Project: Customer Churn Prediction for a Digital Music Streaming Platform
This project was undertaken as part of my Master’s dissertation in Business Analytics at Aston Business School. The research aimed to develop effective machine learning models to predict customer churn for a major music streaming service using large-scale behavioral and transactional data.
Key Highlights:
Project Overview:
Developed as a part of my MSc dissertation, focusing on predictive analytics to address customer churn for subscription-based platforms like KKBox. Leveraged data science techniques to identify high-risk customers and recommend personalized retention strategies.
Data Sources and Preprocessing:
Integrated and preprocessed datasets comprising transaction logs, demographic details, and daily user activity. Applied data cleaning, feature engineering, and stratified sampling to handle class imbalance and prevent data leakage. Engineered new variables, such as engagement scores, discount categories, and retention indicators, for enhanced model accuracy.
Machine Learning Models:
Evaluated various algorithms:
Decision Tree, Random Forest, XGBoost, and CatBoost for churn prediction. Conducted model evaluation using precision, recall, F1-score, and ROC-AUC metrics to benchmark performance. Achieved balanced performance with Random Forest and CatBoost models, excelling in both precision (0.818) and recall (0.845).
Feature Engineering:
Developed custom metrics like completion ratio, skip ratio, and weighted engagement scores to capture user behavior patterns. Implemented feature scaling using StandardScaler to optimize model performance for numerical attributes.
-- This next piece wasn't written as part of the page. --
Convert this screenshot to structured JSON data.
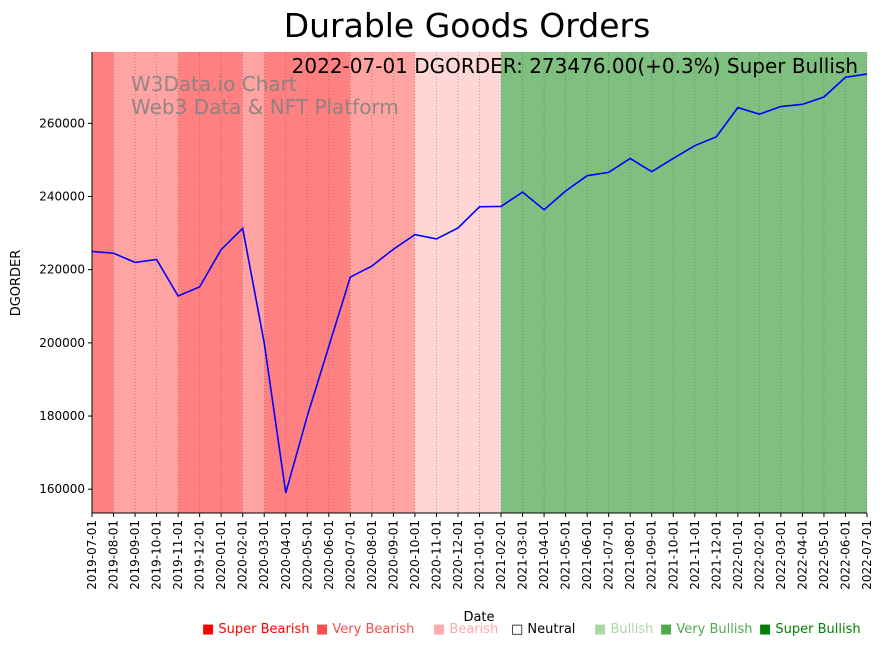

Model Evaluation & Results:
Compared advanced models against a baseline dummy classifier to demonstrate significant performance improvements. XGBoost excelled in precision (0.822), minimizing false positives, while CatBoost achieved robust overall scores. Random Forest and CatBoost models demonstrated the best balance of precision and recall, making them ideal for churn prediction tasks.
Visualization & Insights:
Used data visualization to analyze relationships between churn and factors such as price tiers, auto-renewal status, and user engagement. Extracted actionable insights to inform retention strategies, such as targeting users based on subscription duration and engagement metrics.
Conclusion & Future Work:
Ensemble models like Random Forest and CatBoost were recommended due to their superior predictive capabilities for identifying potential churners. Future work includes integrating real-time data streams and exploring deep learning models for more nuanced user behavior analysis.